We need herbicides to control the grass and broadleaf plants in the rows of the trees. When the trees are small they cannot compete with other plants for sunlight, nutrient and moisture. We can not till the soil because it would cause too much erosion of the soil. I looked at the amount and kinds of herbicides we had left over from last year. We need to purchase only one for this spring so I went to town to purchase it and did some grocery shopping while I was there.
In the evening, after Judy completed her visits of her students in four clinical sites, we went to Trenton to Holy Name for their fish dinner and then on to a movie, The King’s Speech, a great show.
Saturday April 2, 2011
Again this morning I worked for the crop insurance company for three hours. While I was doing that, Brian drove to Granville, Ohio to pick up our new seedlings; it is a 315-mile round trip. He had completed his 24-hour shift and went on from Fairborn to get the trees. The soil in our field is too wet from recent rains to plant. If we let them sit in their shipping packages, the roots dry out and the plants will die. We have a cement floor we cover with potting soil and we “heal in” the trees until the soils are dry enough to plant. Throwing potting soil over the roots and covering the plants with shade cloth protects them from harsh winds and drying roots. The winds were certainly harsh today, 30 mile per hour gust. We secured the shade cloth as best we could but are concerned it may be blown away before morning. Some shingles were lifted from the roof of the barn so we decided to tack them down before we went home for the evening to watch the final four.
Sunday April 3, 2011
We go to Jacksonburg United Methodist Church. Did you know Jacksonburg is the smallest incorporated village in the State of Ohio? It is in Wayne Township about six miles west of Middletown. Former Governor Cox is from just outside the village and donated the funds to build the original stone structure in the 1920’s, provided its architecture was like a church he had seen in England, and so it is! It’s a great little church with two services every Sunday morning.
Judy is in a share group, so we need to be there at 8:00 AM. I teach a class every other Sunday that begins at 9:00. The contemporary service begins at 9:00. We have 30 minutes for refreshments at 10:00 and at 10:30 the traditional service begins.

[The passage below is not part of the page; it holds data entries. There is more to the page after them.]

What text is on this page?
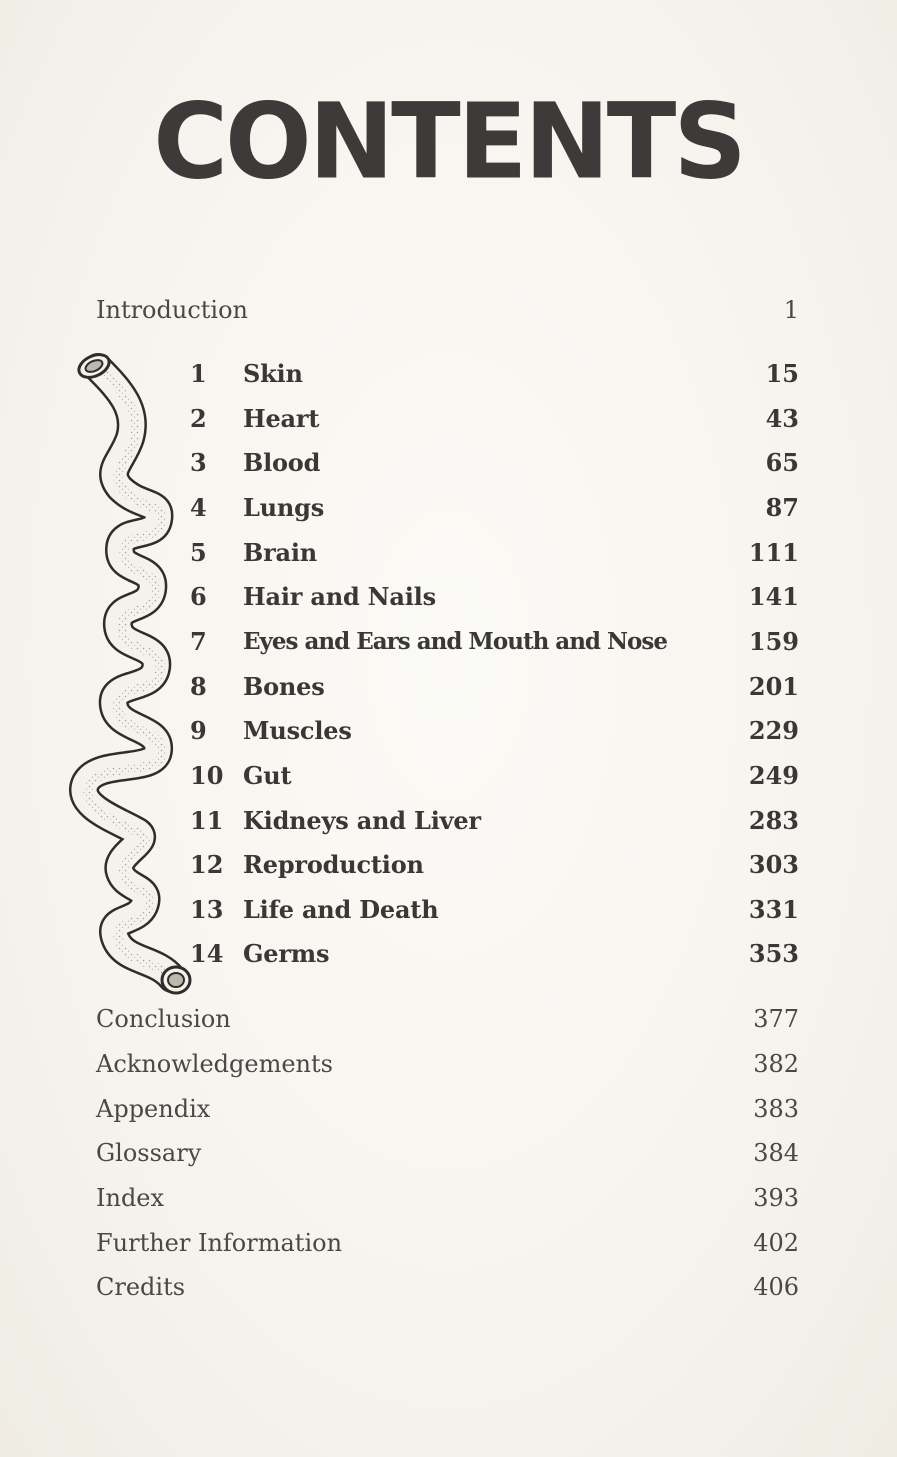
CONTENTS
Introduction	1
1 Skin	15
2 Heart	43
3 Blood	65
4 Lungs	87
5 Brain	111
6 Hair and Nails	141
7 Eyes and Ears and Mouth and Nose	159
8 Bones	201
9 Muscles	229
10 Gut	249
11 Kidneys and Liver	283
12 Reproduction	303
13 Life and Death	331
14 Germs	353
Conclusion	377
Acknowledgements	382
Appendix	383
Glossary	384
Index	393
Further Information	402
Credits	406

On the first Sunday of each month we have a carry in dinner. Judy and I usually leave for Eaton, Ohio somewhere around 1:00 PM. My mother has been in Eaton at a Nursing Facility for four years now.
Since Judy has students she must visit who are with their preceptor, we visited three facilities on the way home. Later in the evening we helped Brian and Kara organize the table seating for their wedding reception.
Brian and Kara attend church in Cincinnati and after church Brian helped Mike Dietz repair fence in preparation for the beef animals grazing the pasture.